Le Real Madrid, une chance pour grandir
Au lendemain du départ de Camavinga, qui pourra conserver sa cote de popularité auprès du public rennais, Florian Maurice a répété que le joueur « ne souhaitait pas partir libre. Il va, pour moi, dans le meilleur club du monde. Il est récompensé, c’est un top mec. » Ils étaient quelques prétendants à garder un œil sur le milieu de terrain, les noms du Paris Saint-Germain, de Manchester United et de Chelsea revenant dans les gazettes ces derniers mois. Celui qui a rejoint les Espoirs de Sylvain Ripoll en début de semaine a finalement mis le cap au sud, vers l’Espagne, où il doit donner un nouveau tournant à sa carrière. Au même âge que Raphaël Varane dix ans plus tôt, avec cette différence que le Lensois comptait seulement une vingtaine de matchs en Ligue 1 quand Camavinga en compte cinquante de plus et même quelques apparitions dans les trois compétitions européennes de l’UEFA (oui, oui, même dans la petite dernière, la Ligue Europa Conférence).

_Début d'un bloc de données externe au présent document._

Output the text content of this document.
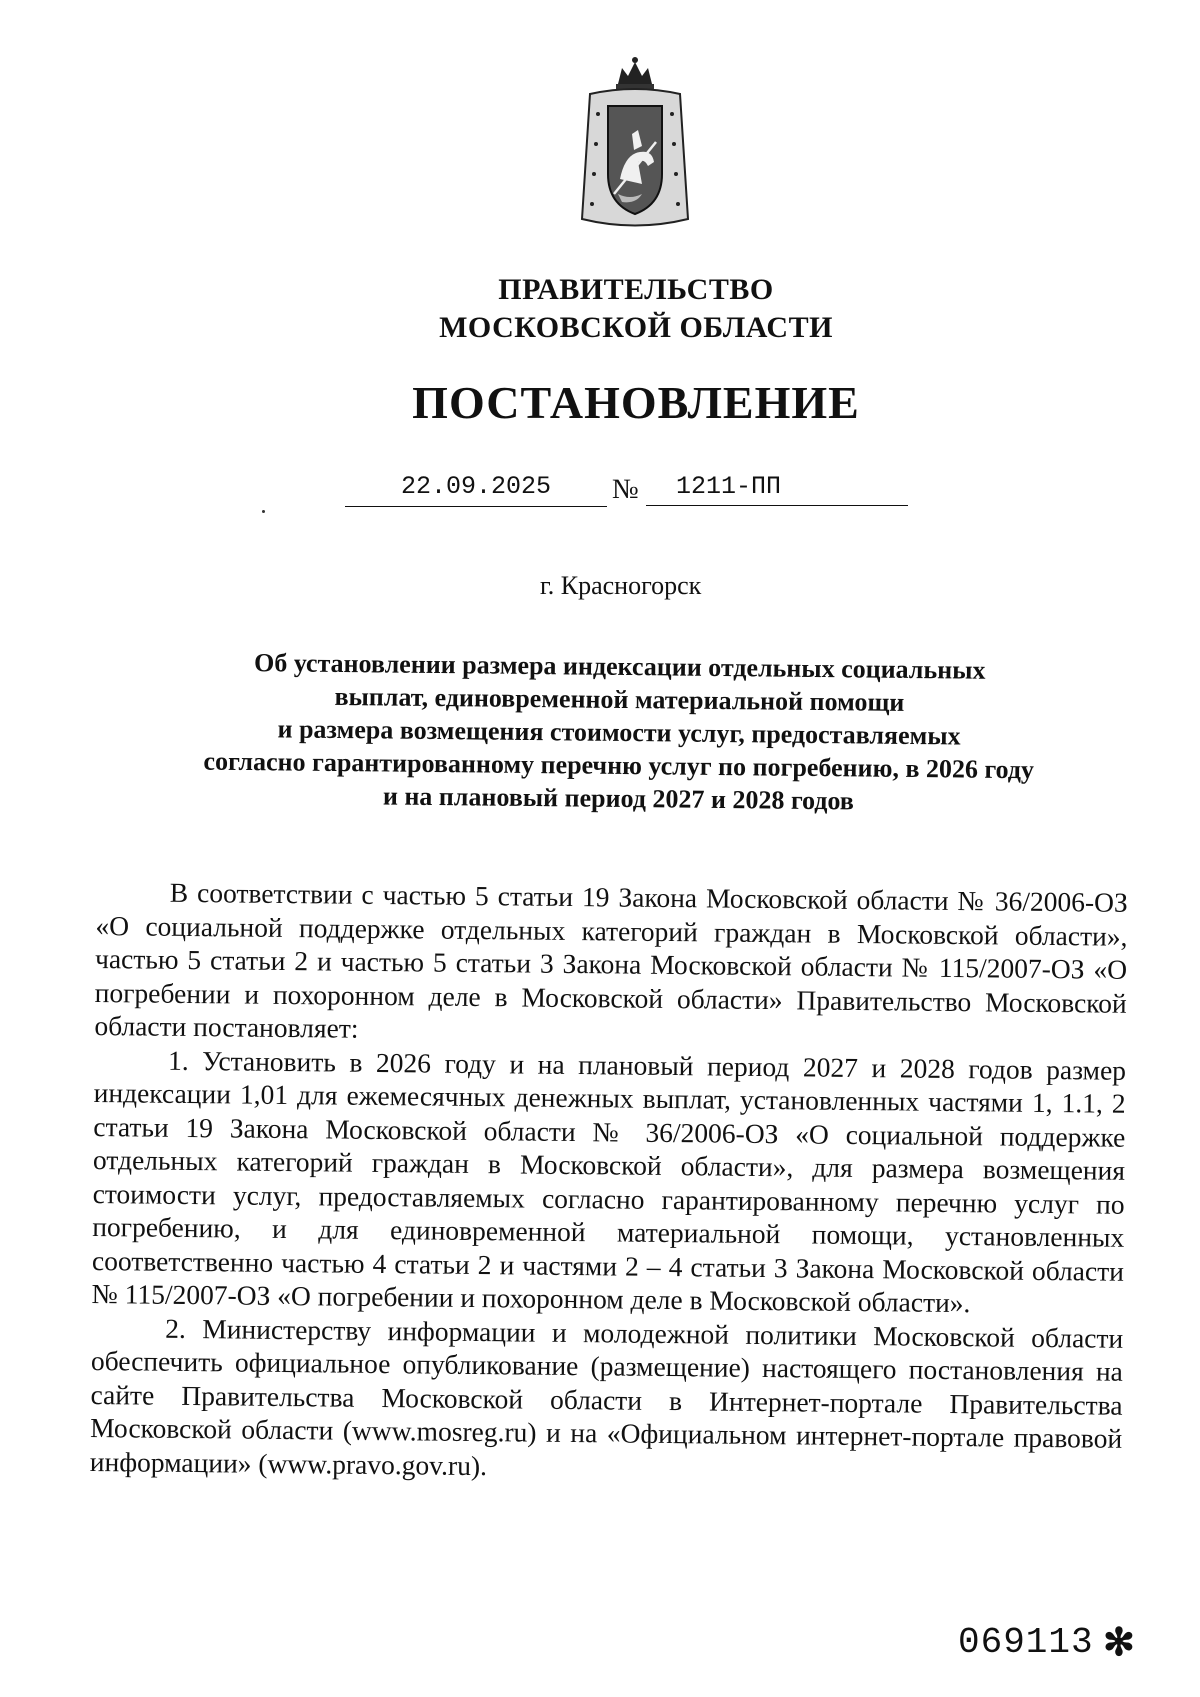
ПРАВИТЕЛЬСТВО
МОСКОВСКОЙ ОБЛАСТИ
ПОСТАНОВЛЕНИЕ
22.09.2025	№	1211-ПП
г. Красногорск
Об установлении размера индексации отдельных социальных
выплат, единовременной материальной помощи
и размера возмещения стоимости услуг, предоставляемых
согласно гарантированному перечню услуг по погребению, в 2026 году
и на плановый период 2027 и 2028 годов

В соответствии с частью 5 статьи 19 Закона Московской области № 36/2006-ОЗ «О социальной поддержке отдельных категорий граждан в Московской области», частью 5 статьи 2 и частью 5 статьи 3 Закона Московской области № 115/2007-ОЗ «О погребении и похоронном деле в Московской области» Правительство Московской области постановляет:

1. Установить в 2026 году и на плановый период 2027 и 2028 годов размер индексации 1,01 для ежемесячных денежных выплат, установленных частями 1, 1.1, 2 статьи 19 Закона Московской области № 36/2006-ОЗ «О социальной поддержке отдельных категорий граждан в Московской области», для размера возмещения стоимости услуг, предоставляемых согласно гарантированному перечню услуг по погребению, и для единовременной материальной помощи, установленных соответственно частью 4 статьи 2 и частями 2 – 4 статьи 3 Закона Московской области № 115/2007-ОЗ «О погребении и похоронном деле в Московской области».

2. Министерству информации и молодежной политики Московской области обеспечить официальное опубликование (размещение) настоящего постановления на сайте Правительства Московской области в Интернет-портале Правительства Московской области (www.mosreg.ru) и на «Официальном интернет-портале правовой информации» (www.pravo.gov.ru).

069113 ✻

Au Real Madrid, il s’agira pour le jeune milieu de se remettre la tête au foot pour relancer sa progression. Ce transfert n’implique pas de pression dans l’immédiat, c’est même une chance : « Cama » va pouvoir poursuivre son apprentissage sous les ordres de Carlo Ancelotti et aux côtés de Luka Modrić, Toni Kroos et Casemiro. Il pourrait même gratter plus de temps de jeu qu’on ne le pense dans un secteur vieillissant, où son principal concurrent devrait se nommer Federico Valverde. Avant de peser 360 matchs sous la liquette merengue, Varane avait dû gagner sa place et ramasser les conseils de Sergio Ramos, Pepe et compagnie. Camavinga n’est pas pressé, il a le temps, même si ce mot a tendance à effrayer dans le foot d’aujourd’hui. Le temps d’apprendre, de grandir, de perdre, de gagner et peut-être même de revenir à Fougères dans une quinzaine d’années. Comme promis.